The terror group’s statement mirrors those issued after similar “lone wolf”–style attacks, including a stabbing at a Minnesota mall in September and the San Bernardino shooting a year ago this week.
The FBI and local police are still investigating the OSU rampage as a potential terror attack, but have drawn no public conclusions on the motive so far. Artan, an OSU student of Somali descent who came to the U.S. as a refugee in 2014, injured 11 people after he plowed his car toward students and faculty and then tried to stab bystanders with a butcher knife. He was quickly shot and killed by campus police.
Artan did reportedly rant on his Facebook account prior to the attack, referencing “lone wolf” attacks and warning America to “stop interfering with other countries, especially Muslim Ummah.”

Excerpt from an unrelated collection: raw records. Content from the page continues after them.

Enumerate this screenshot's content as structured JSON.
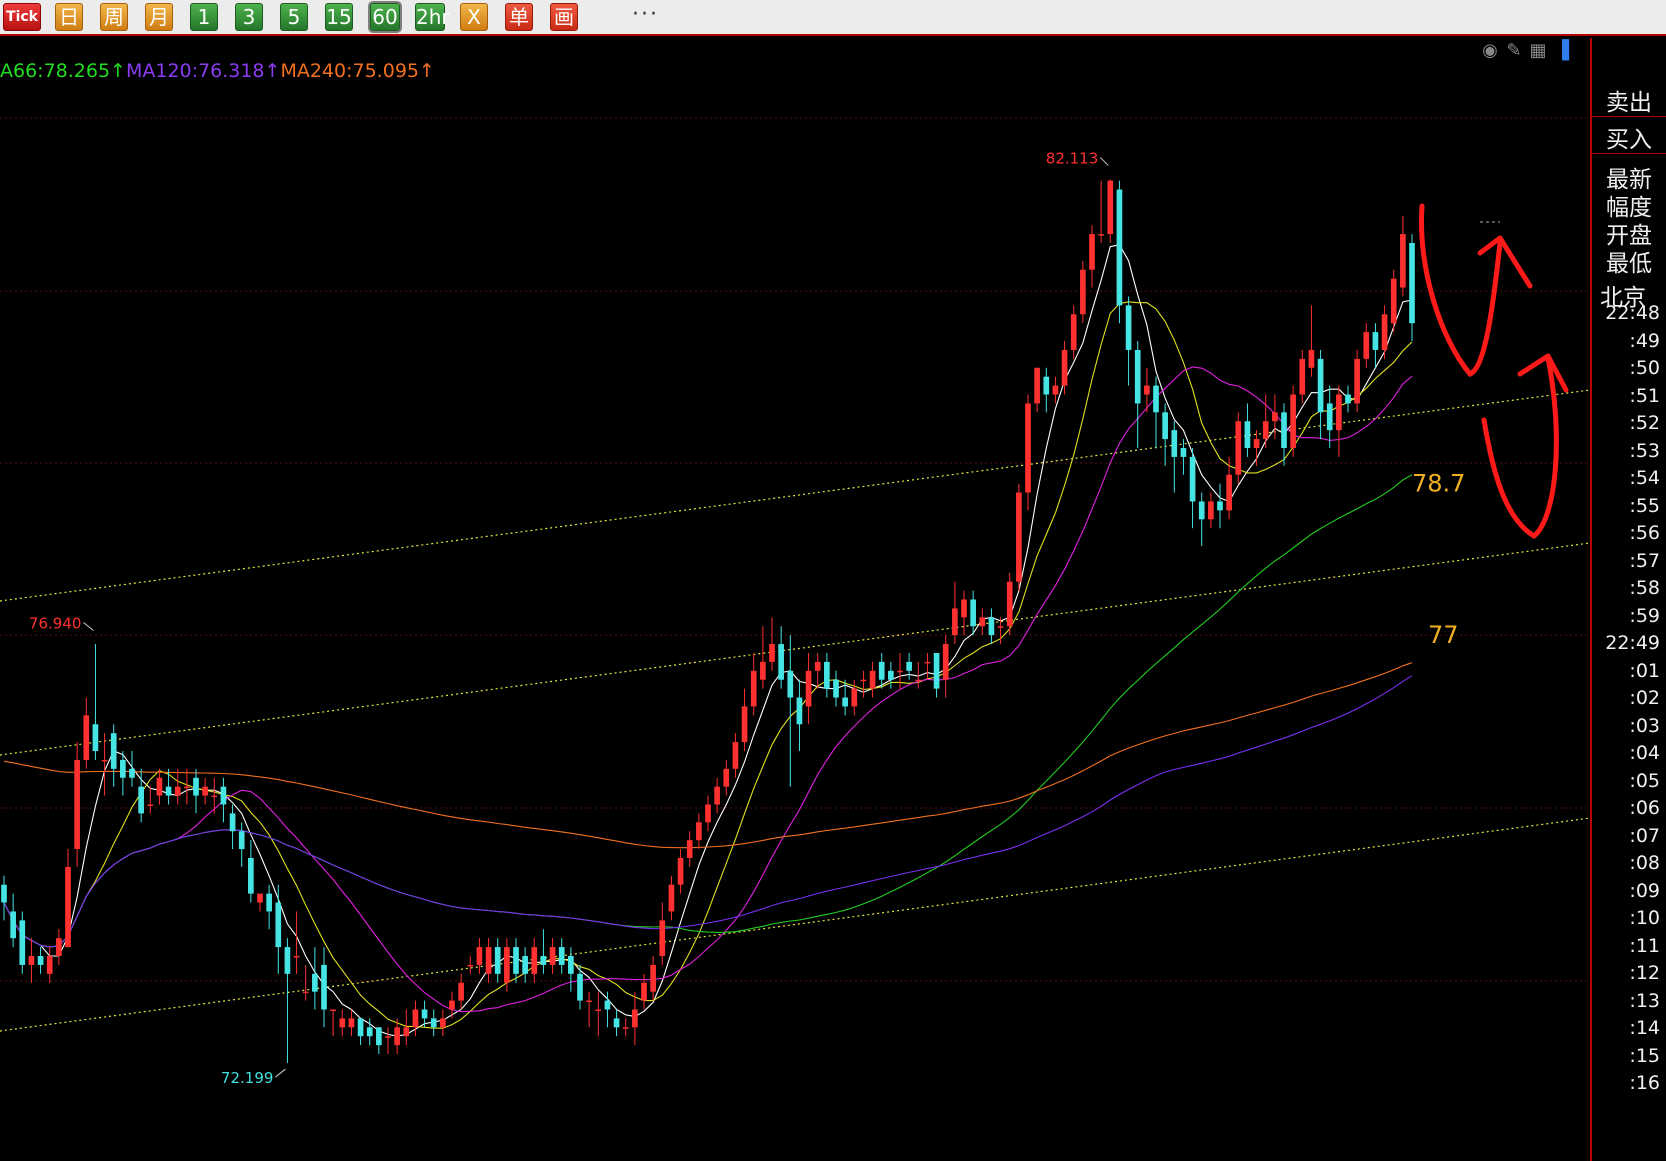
{
  "toolbar": {
    "buttons": [
      {
        "label": "Tick",
        "style": "tick"
      },
      {
        "label": "日",
        "style": "gold"
      },
      {
        "label": "周",
        "style": "gold"
      },
      {
        "label": "月",
        "style": "gold"
      },
      {
        "label": "1",
        "style": "green"
      },
      {
        "label": "3",
        "style": "green"
      },
      {
        "label": "5",
        "style": "green"
      },
      {
        "label": "15",
        "style": "green"
      },
      {
        "label": "60",
        "style": "green-selected"
      },
      {
        "label": "2hr",
        "style": "green"
      },
      {
        "label": "X",
        "style": "gold"
      },
      {
        "label": "单",
        "style": "red"
      },
      {
        "label": "画",
        "style": "red"
      }
    ],
    "more_label": "···"
  },
  "ma_legend": {
    "ma66": {
      "text": "A66:78.265↑",
      "color": "#22dd22"
    },
    "ma120": {
      "text": "MA120:76.318↑",
      "color": "#8a3cf0"
    },
    "ma240": {
      "text": "MA240:75.095↑",
      "color": "#f07020"
    }
  },
  "chart_data": {
    "type": "candlestick",
    "price_range": [
      71.1,
      83.7
    ],
    "annotations": [
      {
        "text": "82.113",
        "value": 82.113,
        "color": "#ff3030"
      },
      {
        "text": "76.940",
        "value": 76.94,
        "color": "#ff3030"
      },
      {
        "text": "72.199",
        "value": 72.199,
        "color": "#40e0e0"
      },
      {
        "text": "78.7",
        "value": 78.7,
        "color": "#f0b020"
      },
      {
        "text": "77",
        "value": 77,
        "color": "#f0b020"
      }
    ],
    "colors": {
      "up": "#ff3030",
      "down": "#45e5e5",
      "ma_fast": "#ffffff",
      "ma_mid": "#e0e020",
      "ma_slow": "#e020e0",
      "ma66": "#22cc22",
      "ma120": "#7a30f0",
      "ma240": "#f07020",
      "trend": "#e6e640",
      "hand_drawn": "#ff1a1a"
    },
    "candles": [
      [
        74.2,
        74.0,
        74.3,
        73.8
      ],
      [
        73.9,
        73.6,
        74.1,
        73.5
      ],
      [
        73.8,
        73.3,
        73.9,
        73.2
      ],
      [
        73.3,
        73.4,
        73.6,
        73.1
      ],
      [
        73.4,
        73.3,
        73.5,
        73.2
      ],
      [
        73.2,
        73.4,
        73.5,
        73.1
      ],
      [
        73.4,
        73.6,
        73.7,
        73.3
      ],
      [
        73.5,
        74.4,
        74.6,
        73.5
      ],
      [
        74.6,
        75.6,
        75.8,
        74.4
      ],
      [
        75.6,
        76.1,
        76.3,
        75.5
      ],
      [
        76.0,
        75.7,
        76.9,
        75.6
      ],
      [
        75.6,
        75.6,
        75.9,
        75.2
      ],
      [
        75.9,
        75.5,
        76.0,
        75.3
      ],
      [
        75.6,
        75.4,
        75.7,
        75.2
      ],
      [
        75.5,
        75.4,
        75.7,
        75.3
      ],
      [
        75.3,
        75.0,
        75.5,
        74.9
      ],
      [
        75.1,
        75.1,
        75.3,
        75.0
      ],
      [
        75.2,
        75.4,
        75.5,
        75.1
      ],
      [
        75.3,
        75.2,
        75.5,
        75.1
      ],
      [
        75.2,
        75.3,
        75.5,
        75.1
      ],
      [
        75.3,
        75.3,
        75.5,
        75.1
      ],
      [
        75.4,
        75.2,
        75.5,
        75.0
      ],
      [
        75.2,
        75.3,
        75.4,
        75.1
      ],
      [
        75.2,
        75.2,
        75.4,
        75.0
      ],
      [
        75.3,
        75.1,
        75.4,
        74.9
      ],
      [
        75.0,
        74.8,
        75.1,
        74.6
      ],
      [
        74.8,
        74.6,
        74.9,
        74.4
      ],
      [
        74.5,
        74.1,
        74.7,
        74.0
      ],
      [
        74.0,
        74.1,
        74.1,
        73.9
      ],
      [
        74.1,
        73.9,
        74.2,
        73.7
      ],
      [
        74.0,
        73.5,
        74.2,
        73.2
      ],
      [
        73.5,
        73.2,
        73.6,
        72.2
      ],
      [
        73.4,
        73.4,
        73.9,
        73.2
      ],
      [
        73.0,
        73.0,
        73.3,
        72.9
      ],
      [
        73.2,
        73.0,
        73.5,
        72.8
      ],
      [
        73.3,
        72.8,
        73.5,
        72.6
      ],
      [
        72.8,
        72.8,
        72.8,
        72.5
      ],
      [
        72.6,
        72.7,
        72.8,
        72.5
      ],
      [
        72.6,
        72.7,
        72.8,
        72.5
      ],
      [
        72.7,
        72.5,
        72.7,
        72.4
      ],
      [
        72.6,
        72.5,
        72.7,
        72.4
      ],
      [
        72.6,
        72.4,
        72.6,
        72.3
      ],
      [
        72.5,
        72.5,
        72.6,
        72.3
      ],
      [
        72.4,
        72.6,
        72.7,
        72.3
      ],
      [
        72.5,
        72.6,
        72.8,
        72.4
      ],
      [
        72.6,
        72.8,
        72.9,
        72.5
      ],
      [
        72.8,
        72.7,
        72.9,
        72.6
      ],
      [
        72.7,
        72.6,
        72.8,
        72.5
      ],
      [
        72.6,
        72.7,
        72.8,
        72.5
      ],
      [
        72.8,
        72.9,
        73.0,
        72.7
      ],
      [
        72.9,
        73.1,
        73.2,
        72.8
      ],
      [
        73.3,
        73.3,
        73.4,
        73.2
      ],
      [
        73.3,
        73.5,
        73.6,
        73.2
      ],
      [
        73.2,
        73.5,
        73.6,
        73.1
      ],
      [
        73.5,
        73.2,
        73.6,
        73.1
      ],
      [
        73.1,
        73.5,
        73.6,
        73.0
      ],
      [
        73.5,
        73.2,
        73.6,
        73.1
      ],
      [
        73.4,
        73.2,
        73.5,
        73.1
      ],
      [
        73.2,
        73.5,
        73.6,
        73.1
      ],
      [
        73.4,
        73.3,
        73.7,
        73.2
      ],
      [
        73.3,
        73.5,
        73.6,
        73.2
      ],
      [
        73.5,
        73.3,
        73.6,
        73.2
      ],
      [
        73.4,
        73.2,
        73.5,
        73.0
      ],
      [
        73.2,
        72.9,
        73.3,
        72.8
      ],
      [
        72.9,
        72.9,
        73.0,
        72.6
      ],
      [
        72.8,
        72.8,
        73.0,
        72.5
      ],
      [
        72.9,
        72.8,
        73.0,
        72.6
      ],
      [
        72.7,
        72.6,
        72.8,
        72.5
      ],
      [
        72.6,
        72.6,
        72.7,
        72.5
      ],
      [
        72.6,
        72.8,
        73.0,
        72.4
      ],
      [
        72.9,
        73.1,
        73.2,
        72.8
      ],
      [
        73.0,
        73.3,
        73.4,
        72.9
      ],
      [
        73.4,
        73.8,
        74.0,
        73.3
      ],
      [
        73.9,
        74.2,
        74.3,
        73.8
      ],
      [
        74.2,
        74.5,
        74.6,
        74.1
      ],
      [
        74.5,
        74.7,
        74.8,
        74.4
      ],
      [
        74.7,
        74.9,
        75.0,
        74.6
      ],
      [
        74.9,
        75.1,
        75.2,
        74.8
      ],
      [
        75.1,
        75.3,
        75.4,
        75.0
      ],
      [
        75.3,
        75.5,
        75.6,
        75.2
      ],
      [
        75.5,
        75.8,
        75.9,
        75.4
      ],
      [
        75.8,
        76.2,
        76.4,
        75.7
      ],
      [
        76.2,
        76.6,
        76.8,
        76.1
      ],
      [
        76.5,
        76.7,
        77.1,
        76.4
      ],
      [
        76.7,
        76.9,
        77.2,
        76.6
      ],
      [
        76.9,
        76.5,
        77.1,
        76.4
      ],
      [
        76.6,
        76.3,
        77.0,
        75.3
      ],
      [
        76.3,
        76.0,
        76.5,
        75.7
      ],
      [
        76.2,
        76.6,
        76.8,
        76.0
      ],
      [
        76.6,
        76.7,
        76.8,
        76.4
      ],
      [
        76.7,
        76.4,
        76.8,
        76.3
      ],
      [
        76.5,
        76.3,
        76.6,
        76.2
      ],
      [
        76.3,
        76.2,
        76.5,
        76.1
      ],
      [
        76.2,
        76.4,
        76.5,
        76.1
      ],
      [
        76.5,
        76.5,
        76.6,
        76.3
      ],
      [
        76.4,
        76.6,
        76.7,
        76.3
      ],
      [
        76.7,
        76.5,
        76.8,
        76.4
      ],
      [
        76.6,
        76.5,
        76.7,
        76.4
      ],
      [
        76.6,
        76.6,
        76.8,
        76.4
      ],
      [
        76.7,
        76.6,
        76.8,
        76.5
      ],
      [
        76.5,
        76.5,
        76.7,
        76.4
      ],
      [
        76.7,
        76.7,
        76.8,
        76.5
      ],
      [
        76.8,
        76.4,
        76.8,
        76.3
      ],
      [
        76.5,
        76.9,
        77.0,
        76.3
      ],
      [
        77.0,
        77.3,
        77.6,
        76.9
      ],
      [
        77.2,
        77.4,
        77.5,
        77.0
      ],
      [
        77.4,
        77.1,
        77.5,
        77.0
      ],
      [
        77.1,
        77.2,
        77.3,
        77.0
      ],
      [
        77.2,
        77.0,
        77.3,
        76.9
      ],
      [
        77.1,
        77.1,
        77.2,
        76.9
      ],
      [
        77.1,
        77.6,
        77.7,
        77.0
      ],
      [
        77.6,
        78.6,
        78.7,
        77.5
      ],
      [
        78.6,
        79.6,
        79.7,
        78.4
      ],
      [
        79.6,
        80.0,
        80.0,
        79.5
      ],
      [
        79.9,
        79.7,
        80.0,
        79.5
      ],
      [
        79.7,
        79.8,
        79.9,
        79.6
      ],
      [
        79.8,
        80.2,
        80.3,
        79.7
      ],
      [
        80.2,
        80.6,
        80.7,
        80.1
      ],
      [
        80.6,
        81.1,
        81.2,
        80.5
      ],
      [
        81.1,
        81.5,
        81.6,
        80.9
      ],
      [
        81.5,
        81.5,
        82.1,
        81.4
      ],
      [
        81.5,
        82.1,
        82.113,
        81.4
      ],
      [
        82.0,
        80.7,
        82.1,
        80.5
      ],
      [
        80.7,
        80.2,
        80.8,
        79.8
      ],
      [
        80.2,
        79.6,
        80.3,
        79.1
      ],
      [
        79.7,
        79.8,
        80.0,
        79.5
      ],
      [
        79.8,
        79.5,
        79.9,
        79.1
      ],
      [
        79.5,
        79.2,
        79.6,
        78.9
      ],
      [
        79.3,
        79.0,
        79.4,
        78.6
      ],
      [
        79.1,
        79.0,
        79.2,
        78.8
      ],
      [
        79.0,
        78.5,
        79.1,
        78.2
      ],
      [
        78.5,
        78.3,
        78.6,
        78.0
      ],
      [
        78.3,
        78.5,
        78.6,
        78.2
      ],
      [
        78.5,
        78.4,
        78.7,
        78.2
      ],
      [
        78.4,
        78.8,
        79.0,
        78.3
      ],
      [
        78.8,
        79.4,
        79.5,
        78.7
      ],
      [
        79.4,
        79.1,
        79.6,
        79.0
      ],
      [
        79.1,
        79.2,
        79.3,
        78.9
      ],
      [
        79.2,
        79.4,
        79.7,
        79.1
      ],
      [
        79.4,
        79.5,
        79.7,
        79.2
      ],
      [
        79.5,
        79.1,
        79.6,
        78.9
      ],
      [
        79.1,
        79.7,
        79.8,
        79.0
      ],
      [
        79.7,
        80.1,
        80.2,
        79.6
      ],
      [
        80.0,
        80.2,
        80.7,
        79.9
      ],
      [
        80.1,
        79.5,
        80.2,
        79.2
      ],
      [
        79.6,
        79.3,
        79.8,
        79.1
      ],
      [
        79.3,
        79.7,
        79.8,
        79.0
      ],
      [
        79.7,
        79.6,
        79.8,
        79.5
      ],
      [
        79.6,
        80.1,
        80.2,
        79.5
      ],
      [
        80.1,
        80.4,
        80.5,
        80.0
      ],
      [
        80.4,
        80.2,
        80.5,
        80.0
      ],
      [
        80.2,
        80.6,
        80.7,
        80.1
      ],
      [
        80.5,
        81.0,
        81.1,
        80.4
      ],
      [
        80.9,
        81.5,
        81.7,
        80.8
      ],
      [
        81.4,
        80.5,
        81.5,
        80.3
      ]
    ]
  },
  "side_panel": {
    "sell_label": "卖出",
    "buy_label": "买入",
    "quote_labels": [
      "最新",
      "幅度",
      "开盘",
      "最低"
    ],
    "region_label": "北京",
    "times": [
      "22:48",
      ":49",
      ":50",
      ":51",
      ":52",
      ":53",
      ":54",
      ":55",
      ":56",
      ":57",
      ":58",
      ":59",
      "22:49",
      ":01",
      ":02",
      ":03",
      ":04",
      ":05",
      ":06",
      ":07",
      ":08",
      ":09",
      ":10",
      ":11",
      ":12",
      ":13",
      ":14",
      ":15",
      ":16"
    ]
  }
}
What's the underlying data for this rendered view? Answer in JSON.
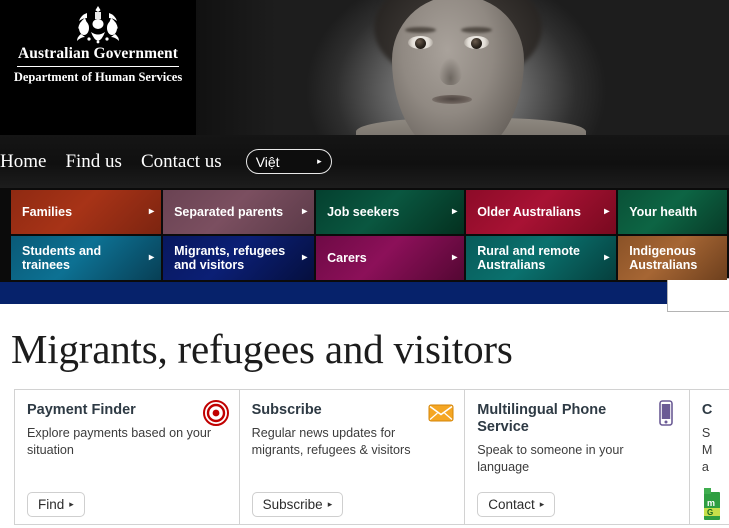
{
  "header": {
    "crest_icon": "australian-coat-of-arms",
    "government_line": "Australian Government",
    "department_line": "Department of Human Services",
    "banner_photo_alt": "black-and-white-portrait-of-child"
  },
  "topnav": {
    "links": [
      {
        "label": "Home"
      },
      {
        "label": "Find us"
      },
      {
        "label": "Contact us"
      }
    ],
    "language_button": {
      "label": "Việt",
      "caret": "▸"
    },
    "search": {
      "value": "",
      "placeholder": ""
    }
  },
  "tiles": {
    "row1": [
      {
        "label": "Families",
        "color": "#a73317"
      },
      {
        "label": "Separated parents",
        "color": "#7b4f60"
      },
      {
        "label": "Job seekers",
        "color": "#0a5740"
      },
      {
        "label": "Older Australians",
        "color": "#a81234"
      },
      {
        "label": "Your health",
        "color": "#0d6544"
      }
    ],
    "row2": [
      {
        "label": "Students and trainees",
        "color": "#0d7193"
      },
      {
        "label": "Migrants, refugees and visitors",
        "color": "#0b1f75"
      },
      {
        "label": "Carers",
        "color": "#8c1059"
      },
      {
        "label": "Rural and remote Australians",
        "color": "#0a716e"
      },
      {
        "label": "Indigenous Australians",
        "color": "#a66634"
      }
    ],
    "caret": "▸"
  },
  "divider": {
    "color": "#06226b"
  },
  "page": {
    "title": "Migrants, refugees and visitors"
  },
  "cards": [
    {
      "title": "Payment Finder",
      "description": "Explore payments based on your situation",
      "button": "Find",
      "caret": "▸",
      "icon": "target-bullseye-icon",
      "icon_color": "#c00000"
    },
    {
      "title": "Subscribe",
      "description": "Regular news updates for migrants, refugees & visitors",
      "button": "Subscribe",
      "caret": "▸",
      "icon": "envelope-icon",
      "icon_color": "#f5a623"
    },
    {
      "title": "Multilingual Phone Service",
      "description": "Speak to someone in your language",
      "button": "Contact",
      "caret": "▸",
      "icon": "mobile-phone-icon",
      "icon_color": "#6b5b95"
    },
    {
      "title": "C",
      "description_lines": [
        "S",
        "M",
        "a"
      ],
      "icon": "mygov-badge-icon",
      "icon_color": "#2f9e41"
    }
  ]
}
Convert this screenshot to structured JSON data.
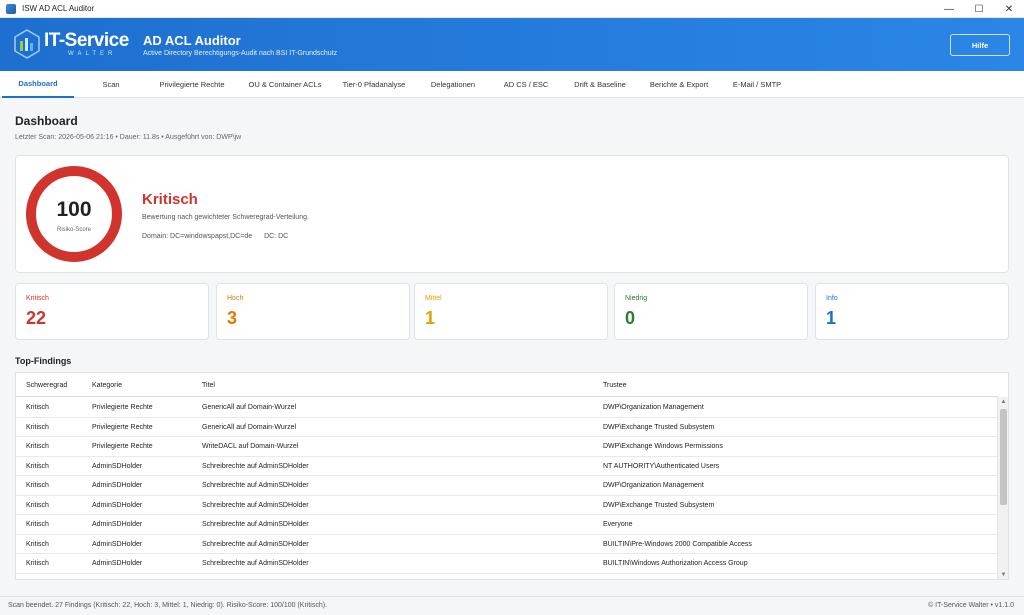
{
  "window": {
    "title": "ISW AD ACL Auditor",
    "controls": [
      "—",
      "☐",
      "✕"
    ]
  },
  "header": {
    "logo_text": "IT-Service",
    "logo_sub": "WALTER",
    "title": "AD ACL Auditor",
    "subtitle": "Active Directory Berechtigungs-Audit nach BSI IT-Grundschutz",
    "help_label": "Hilfe",
    "colors": {
      "start": "#1e6fcf",
      "end": "#2b86e6"
    }
  },
  "tabs": [
    {
      "label": "Dashboard",
      "active": true
    },
    {
      "label": "Scan"
    },
    {
      "label": "Privilegierte Rechte"
    },
    {
      "label": "OU & Container ACLs"
    },
    {
      "label": "Tier-0 Pfadanalyse"
    },
    {
      "label": "Delegationen"
    },
    {
      "label": "AD CS / ESC"
    },
    {
      "label": "Drift & Baseline"
    },
    {
      "label": "Berichte & Export"
    },
    {
      "label": "E-Mail / SMTP"
    }
  ],
  "dashboard": {
    "title": "Dashboard",
    "last_scan": "Letzter Scan: 2026-05-06 21:16 • Dauer: 11.8s • Ausgeführt von: DWP\\jw",
    "score": {
      "value": "100",
      "label": "Risiko-Score",
      "level": "Kritisch",
      "description": "Bewertung nach gewichteter Schweregrad-Verteilung.",
      "domain": "Domain: DC=windowspapst,DC=de",
      "dc": "DC: DC",
      "ring_color": "#d0342c",
      "fill_fraction": 1.0
    },
    "stats": [
      {
        "label": "Kritisch",
        "value": "22",
        "color": "#d0342c"
      },
      {
        "label": "Hoch",
        "value": "3",
        "color": "#e07b00"
      },
      {
        "label": "Mittel",
        "value": "1",
        "color": "#e6a100"
      },
      {
        "label": "Niedrig",
        "value": "0",
        "color": "#2e7d32"
      },
      {
        "label": "Info",
        "value": "1",
        "color": "#1a6fd1"
      }
    ]
  },
  "findings": {
    "title": "Top-Findings",
    "columns": [
      "Schweregrad",
      "Kategorie",
      "Titel",
      "Trustee"
    ],
    "rows": [
      [
        "Kritisch",
        "Privilegierte Rechte",
        "GenericAll auf Domain-Wurzel",
        "DWP\\Organization Management"
      ],
      [
        "Kritisch",
        "Privilegierte Rechte",
        "GenericAll auf Domain-Wurzel",
        "DWP\\Exchange Trusted Subsystem"
      ],
      [
        "Kritisch",
        "Privilegierte Rechte",
        "WriteDACL auf Domain-Wurzel",
        "DWP\\Exchange Windows Permissions"
      ],
      [
        "Kritisch",
        "AdminSDHolder",
        "Schreibrechte auf AdminSDHolder",
        "NT AUTHORITY\\Authenticated Users"
      ],
      [
        "Kritisch",
        "AdminSDHolder",
        "Schreibrechte auf AdminSDHolder",
        "DWP\\Organization Management"
      ],
      [
        "Kritisch",
        "AdminSDHolder",
        "Schreibrechte auf AdminSDHolder",
        "DWP\\Exchange Trusted Subsystem"
      ],
      [
        "Kritisch",
        "AdminSDHolder",
        "Schreibrechte auf AdminSDHolder",
        "Everyone"
      ],
      [
        "Kritisch",
        "AdminSDHolder",
        "Schreibrechte auf AdminSDHolder",
        "BUILTIN\\Pre-Windows 2000 Compatible Access"
      ],
      [
        "Kritisch",
        "AdminSDHolder",
        "Schreibrechte auf AdminSDHolder",
        "BUILTIN\\Windows Authorization Access Group"
      ]
    ]
  },
  "statusbar": {
    "left": "Scan beendet. 27 Findings (Kritisch: 22, Hoch: 3, Mittel: 1, Niedrig: 0). Risiko-Score: 100/100 (Kritisch).",
    "right": "© IT-Service Walter • v1.1.0"
  }
}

Those messages do seem to indicate that Artan may have been “self-radicalized” — hooked in by jihadist propaganda on the internet, officials say. Investigators are still piecing together clues, but right now, there’s no evidence that Artan had accomplices, or that he had any direct contact with ISIS or another terror organization overseas.
The open and ongoing investigation did not stop President-elect Donald Trump from tweeting about the incident, and the background of the attacker, who, again, came to the United States as a refugee. Trump offered his condolences Monday after the attack, but on Wednesday morning, seized on ISIS’s claims to say that Artan “should not have been in our country.”
The tweet echoes his campaign rhetoric about a potential Muslim ban, and his proposal to bar people from emigrating to the United States if they’re from nations “compromised” by terrorism.